What happens next will be very interesting: if the Southern Identity still holds up--stronger than party politics--then this could fracture the party in a way that even acceptance of Gay Marriage doesn't do for Evangelicals. Evangelicals don't have a history of breaking off and going their own way in a doomed charge. The Confederacy . . . did.

The Omnivore doesn't think that this will shatter the Southern Pride contingent--it seems unlikely that the hardest of the hard-core southern racists were all that thrilled about voting for Jeb Bush--or northerner Scott Walker--anyway. For people who like the flag, well, they can still fly it themselves--and they may well think "What choice did those those politicians have?" There's some truth to that too.

Still, The Omnivore will be watching closely to see what happens in the next few weeks as these changes take hold.

Conclusions
The political flip-flops are fairly unsurprising as these things go: the political winds have always blown people this way and that.

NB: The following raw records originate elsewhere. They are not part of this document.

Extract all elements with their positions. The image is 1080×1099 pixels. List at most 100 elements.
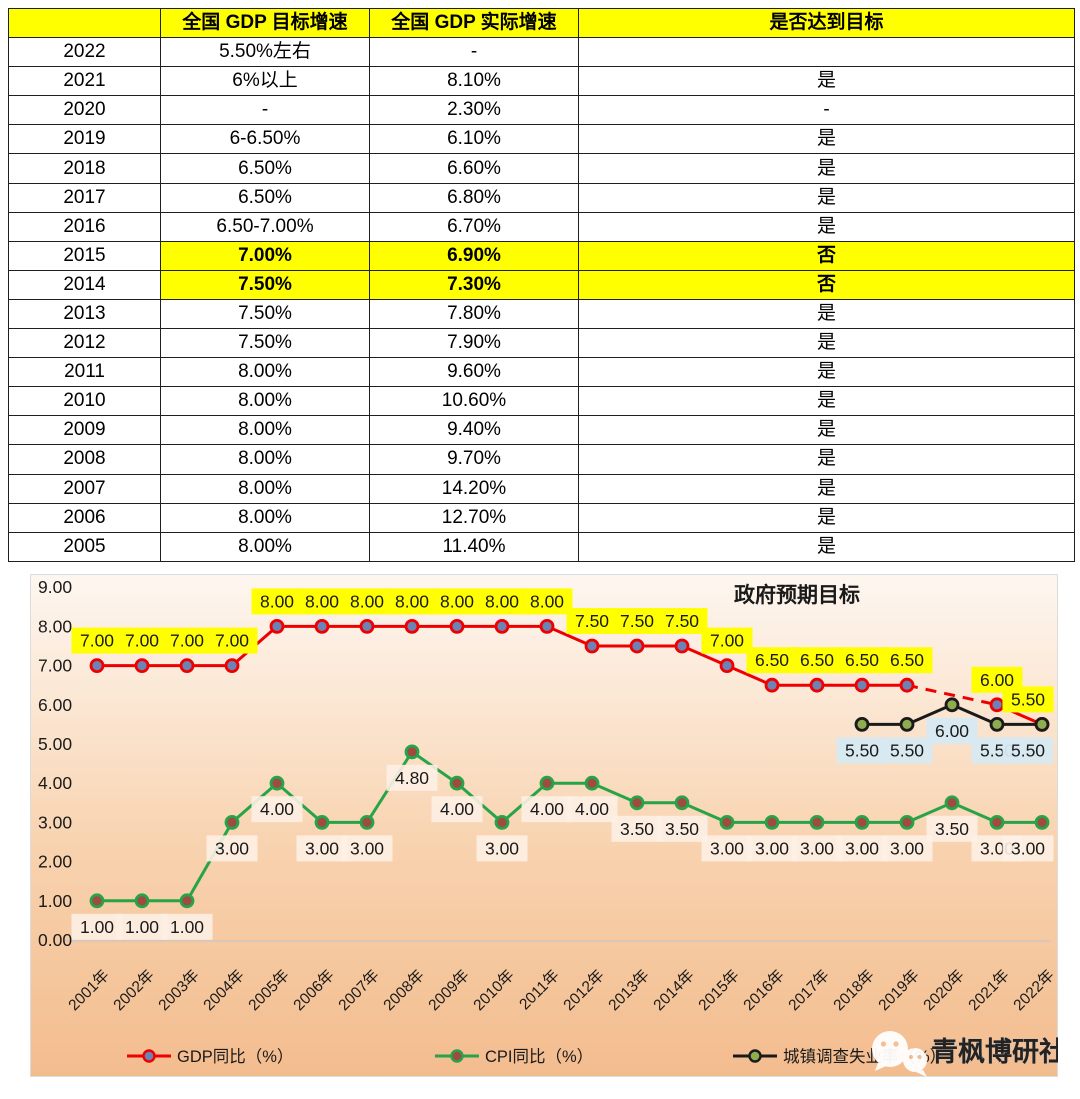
data-label-bg xyxy=(476,835,528,862)
series-2-marker xyxy=(854,716,870,732)
table-row: 2012 7.50% 7.90% 是 xyxy=(8,328,1075,359)
data-label: 5.50 xyxy=(890,740,924,760)
data-label: 6.50 xyxy=(755,650,789,670)
y-axis-label: 8.00 xyxy=(38,616,72,636)
data-label: 8.00 xyxy=(485,591,519,611)
table-row: 2019 6-6.50% 6.10% 是 xyxy=(8,124,1075,155)
data-label-bg xyxy=(161,913,213,940)
cell-actual: 7.90% xyxy=(369,328,579,359)
series-1-marker xyxy=(899,814,915,830)
cell-year: 2022 xyxy=(8,37,161,68)
cell-year: 2006 xyxy=(8,502,161,533)
data-label: 7.50 xyxy=(665,611,699,631)
cell-target: 8.00% xyxy=(160,444,370,475)
data-label-bg xyxy=(71,627,123,654)
cell-met: 是 xyxy=(578,182,1075,213)
table-row: 2021 6%以上 8.10% 是 xyxy=(8,66,1075,97)
cell-target: 7.50% xyxy=(160,269,370,300)
cell-year: 2013 xyxy=(8,298,161,330)
cell-met: 是 xyxy=(578,298,1075,330)
data-label-bg xyxy=(566,608,618,634)
data-label: 7.00 xyxy=(125,631,159,651)
data-label-bg xyxy=(116,627,168,654)
cell-met: 是 xyxy=(578,531,1075,562)
series-0-marker xyxy=(89,658,105,673)
column-header xyxy=(8,7,161,39)
table-row: 2018 6.50% 6.60% 是 xyxy=(8,153,1075,184)
series-0-marker xyxy=(674,638,690,654)
table-row: 2007 8.00% 14.20% 是 xyxy=(8,473,1075,504)
series-1-marker xyxy=(989,814,1005,830)
cell-actual: 11.40% xyxy=(369,531,579,562)
cell-year: 2007 xyxy=(8,473,161,504)
data-label-bg xyxy=(836,737,888,764)
cell-actual: 6.90% xyxy=(369,240,579,271)
cell-year: 2008 xyxy=(8,444,161,475)
series-1-marker xyxy=(1034,814,1050,830)
data-label: 6.50 xyxy=(890,650,924,670)
series-0-marker xyxy=(764,677,780,693)
data-label-bg xyxy=(791,647,843,674)
cell-actual: 10.60% xyxy=(369,386,579,417)
data-label: 3.00 xyxy=(800,838,834,858)
table-row: 2016 6.50-7.00% 6.70% 是 xyxy=(8,211,1075,242)
cell-actual: 6.70% xyxy=(369,211,579,242)
data-label-bg xyxy=(746,835,798,862)
y-axis-label: 7.00 xyxy=(38,656,72,676)
data-label-bg xyxy=(1002,686,1054,713)
cell-year: 2018 xyxy=(8,153,161,184)
cell-actual: 12.70% xyxy=(369,502,579,533)
cell-actual: 6.80% xyxy=(369,182,579,213)
series-1-marker xyxy=(674,795,690,811)
cell-met: 是 xyxy=(578,386,1075,417)
cell-met: - xyxy=(578,95,1075,126)
cell-actual: 9.60% xyxy=(369,357,579,388)
data-label: 8.00 xyxy=(350,591,384,611)
series-1-marker xyxy=(359,814,375,830)
data-label-bg xyxy=(386,588,438,615)
cell-target: 7.50% xyxy=(160,328,370,359)
data-label: 6.50 xyxy=(800,650,834,670)
data-label-bg xyxy=(701,835,753,862)
data-label-bg xyxy=(1002,737,1054,764)
gdp-target-chart: 0.00 1.00 2.00 3.00 4.00 5.00 6.00 7.00 8.00 9.00… xyxy=(30,574,1058,1077)
series-1-segment xyxy=(681,801,728,824)
data-label-bg xyxy=(521,588,573,615)
data-label: 8.00 xyxy=(395,591,429,611)
cell-target: 5.50%左右 xyxy=(160,37,370,68)
cell-actual: 14.20% xyxy=(369,473,579,504)
watermark-text: 青枫博研社 xyxy=(931,1036,1058,1067)
series-0-marker xyxy=(854,677,870,693)
cell-met: 是 xyxy=(578,357,1075,388)
series-0-marker xyxy=(359,619,375,634)
series-0-marker xyxy=(449,619,465,634)
series-1-marker xyxy=(179,893,195,909)
series-1-marker xyxy=(944,795,960,811)
data-label-bg xyxy=(206,627,258,654)
cell-target: 6%以上 xyxy=(160,66,370,97)
cell-actual: - xyxy=(369,37,579,68)
series-0-marker xyxy=(539,619,555,634)
cell-target: 6-6.50% xyxy=(160,124,370,155)
cell-met: 是 xyxy=(578,66,1075,97)
series-1-marker xyxy=(404,744,420,760)
data-label: 3.00 xyxy=(845,838,879,858)
data-label: 4.80 xyxy=(395,768,429,788)
data-label: 4.00 xyxy=(575,799,609,819)
cell-target: - xyxy=(160,95,370,126)
series-1-segment xyxy=(906,801,953,824)
cell-year: 2010 xyxy=(8,386,161,417)
cell-met: 是 xyxy=(578,211,1075,242)
cell-actual: 6.10% xyxy=(369,124,579,155)
table-row: 2020-2.30% - xyxy=(8,95,1075,126)
data-label-bg xyxy=(71,913,123,940)
data-label: 3.00 xyxy=(350,838,384,858)
cell-actual: 7.80% xyxy=(369,298,579,330)
series-0-marker xyxy=(224,658,240,673)
chart-svg: 0.00 1.00 2.00 3.00 4.00 5.00 6.00 7.00 8.00 9.00… xyxy=(30,574,1058,1077)
y-axis-label: 0.00 xyxy=(38,930,72,950)
data-label-bg xyxy=(836,835,888,862)
data-label-bg xyxy=(881,835,933,862)
table-row: 2015 7.00% 6.90% 否 xyxy=(8,240,1075,271)
table-row: 2013 7.50% 7.80% 是 xyxy=(8,298,1075,330)
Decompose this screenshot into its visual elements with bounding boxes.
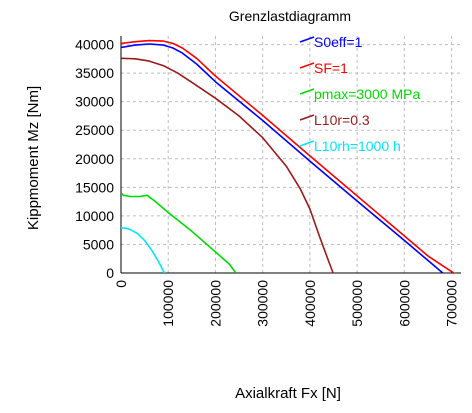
legend-swatch-5: [299, 140, 315, 147]
x-tick-labels: 0 100000 200000 300000 400000 500000 600000 700…: [113, 280, 460, 327]
legend-swatch-2: [299, 62, 315, 69]
grid-lines: [121, 36, 461, 273]
series-line-1: [121, 43, 445, 273]
x-tick-label: 0: [113, 280, 129, 288]
y-tick-labels: 0 5000 10000 15000 20000 25000 30000 35000 40000: [75, 37, 114, 281]
series-lines: [121, 39, 456, 273]
series-line-2: [121, 39, 456, 273]
y-tick-label: 15000: [75, 179, 114, 195]
legend-swatch-3: [299, 88, 315, 95]
y-tick-label: 25000: [75, 122, 114, 138]
legend-label-3: pmax=3000 MPa: [314, 86, 420, 102]
y-axis-label: Kippmoment Mz [Nm]: [25, 86, 42, 230]
y-tick-label: 35000: [75, 65, 114, 81]
chart-title: Grenzlastdiagramm: [229, 8, 351, 24]
legend-label-1: S0eff=1: [314, 34, 363, 50]
y-tick-label: 30000: [75, 94, 114, 110]
legend-swatch-1: [299, 36, 315, 43]
series-line-3: [121, 192, 237, 273]
y-tick-label: 5000: [83, 236, 114, 252]
y-tick-label: 0: [106, 265, 114, 281]
series-line-5: [121, 227, 166, 273]
legend-label-5: L10rh=1000 h: [314, 138, 401, 154]
legend-label-2: SF=1: [314, 60, 348, 76]
legend-label-4: L10r=0.3: [314, 112, 370, 128]
series-line-4: [121, 57, 334, 273]
x-tick-label: 100000: [160, 280, 176, 327]
x-tick-label: 600000: [396, 280, 412, 327]
plot-frame: [120, 36, 461, 274]
x-tick-label: 500000: [349, 280, 365, 327]
x-tick-label: 200000: [207, 280, 223, 327]
x-axis-label: Axialkraft Fx [N]: [235, 385, 341, 402]
x-tick-label: 700000: [444, 280, 460, 327]
legend: S0eff=1 SF=1 pmax=3000 MPa L10r=0.3 L10rh=10…: [299, 34, 420, 154]
y-tick-label: 20000: [75, 151, 114, 167]
x-tick-label: 300000: [255, 280, 271, 327]
y-tick-label: 10000: [75, 208, 114, 224]
y-tick-label: 40000: [75, 37, 114, 53]
x-tick-label: 400000: [302, 280, 318, 327]
legend-swatch-4: [299, 114, 315, 121]
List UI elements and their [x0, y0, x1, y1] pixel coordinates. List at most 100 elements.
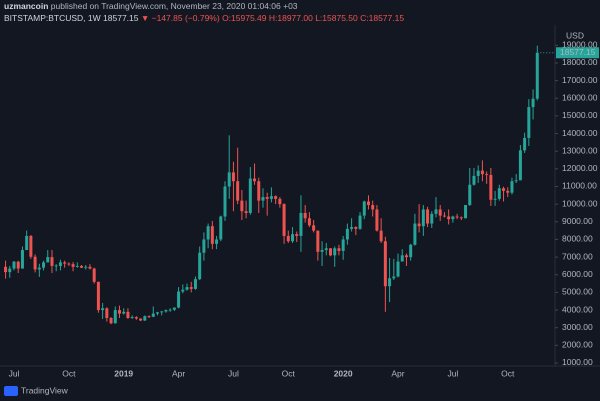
candle-body: [497, 188, 501, 199]
candle-body: [215, 239, 219, 244]
candle-body: [151, 313, 155, 317]
y-tick-label: 6000.00: [562, 269, 593, 279]
candle-body: [430, 213, 434, 224]
candle-body: [426, 209, 430, 224]
candle-body: [472, 175, 476, 185]
candle-body: [185, 287, 189, 290]
candle-body: [341, 239, 345, 251]
quote-high: H:18977.00: [269, 13, 313, 23]
y-tick-label: 5000.00: [562, 287, 593, 297]
candle-body: [451, 216, 455, 220]
header-line: uzmancoin published on TradingView.com, …: [4, 1, 298, 11]
candle-body: [210, 226, 214, 244]
candle-body: [345, 228, 349, 240]
y-tick-label: 14000.00: [562, 128, 598, 138]
quote-low: L:15875.50: [315, 13, 358, 23]
candle-body: [489, 175, 493, 200]
y-tick-label: 9000.00: [562, 216, 593, 226]
y-tick-label: 18000.00: [562, 57, 598, 67]
candle-body: [126, 311, 130, 318]
candle-body: [160, 311, 164, 313]
candle-body: [75, 265, 79, 267]
watermark: TradingView: [21, 385, 69, 395]
quote-close: C:18577.15: [360, 13, 404, 23]
candle-body: [189, 287, 193, 289]
candle-body: [118, 310, 121, 314]
candle-body: [468, 184, 472, 206]
candle-body: [223, 186, 227, 217]
x-tick-label: Apr: [172, 368, 185, 378]
candle-body: [324, 248, 328, 251]
candle-body: [527, 107, 531, 138]
candle-body: [46, 257, 50, 263]
candle-body: [155, 312, 159, 314]
candle-body: [101, 308, 105, 311]
quote-line: BITSTAMP:BTCUSD, 1W 18577.15 ▼ −147.85 (…: [4, 13, 404, 23]
candle-body: [8, 268, 12, 273]
candle-body: [105, 308, 109, 318]
candle-body: [282, 204, 286, 236]
candle-body: [219, 216, 223, 240]
candle-body: [413, 223, 417, 245]
x-tick-label: Oct: [282, 368, 296, 378]
quote-open: O:15975.49: [222, 13, 267, 23]
candle-body: [42, 262, 46, 268]
candle-body: [265, 197, 269, 199]
candle-body: [535, 52, 539, 99]
candle-body: [438, 209, 442, 216]
candle-body: [333, 248, 337, 256]
candle-body: [4, 266, 8, 273]
candle-body: [396, 261, 400, 277]
x-tick-label: Oct: [62, 368, 76, 378]
candle-body: [240, 200, 244, 212]
candle-body: [388, 278, 392, 287]
candle-body: [172, 307, 176, 310]
candle-body: [80, 265, 84, 268]
candle-body: [303, 212, 307, 219]
y-tick-label: 2000.00: [562, 340, 593, 350]
candle-body: [464, 205, 468, 219]
candle-body: [286, 235, 290, 242]
candle-body: [236, 181, 240, 201]
candle-body: [37, 267, 41, 270]
candle-body: [92, 268, 96, 282]
candle-body: [383, 241, 387, 287]
candle-body: [392, 276, 396, 279]
candle-body: [493, 198, 497, 200]
candle-body: [25, 235, 29, 251]
candle-body: [261, 197, 265, 201]
candle-body: [375, 209, 379, 231]
candle-body: [177, 291, 181, 308]
y-tick-label: 7000.00: [562, 251, 593, 261]
watermark-logo: TradingView: [4, 385, 69, 396]
candle-body: [244, 211, 248, 213]
candle-body: [198, 252, 202, 280]
candle-body: [379, 230, 383, 242]
candle-body: [409, 244, 413, 258]
x-tick-label: 2020: [334, 368, 353, 378]
candle-body: [202, 239, 206, 253]
candle-body: [476, 170, 480, 176]
last-price-badge: [556, 47, 599, 59]
candle-body: [307, 218, 311, 226]
candle-body: [206, 226, 210, 240]
candle-body: [291, 234, 295, 242]
candle-body: [350, 227, 354, 229]
candle-body: [29, 235, 33, 257]
candle-body: [54, 265, 58, 267]
candle-body: [33, 256, 37, 270]
candle-body: [362, 201, 366, 216]
candle-body: [329, 248, 332, 256]
candle-body: [168, 309, 172, 311]
candle-body: [502, 188, 506, 191]
candle-body: [248, 178, 252, 213]
candle-body: [130, 317, 134, 318]
candle-body: [109, 317, 113, 324]
candle-body: [63, 262, 67, 264]
y-tick-label: 4000.00: [562, 304, 593, 314]
currency: USD: [566, 30, 584, 40]
candle-body: [193, 279, 197, 289]
candle-body: [371, 205, 375, 210]
candle-body: [67, 263, 71, 265]
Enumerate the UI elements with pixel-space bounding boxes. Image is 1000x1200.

The major retailers dropping the goods, however, is fairly new. This speaks to a level of toxicity which didn't exist. Racism has always been especially toxic--if you are a TV personality you can be sexist, anti-gay, or even pro-Christian (ha!) and not get fired. Say something racist and out you go. If that level of damage has spread to the Confederate Battle Flag, might it also spread to, oh, the Council of Conservative Citizens (the group that shooter Dylann Roof got his news from--and which has the initials of CoCC--definitely not three letters with the 'k' sound). Certainly they have some plausible deniability today--but so did the Confederate Flag.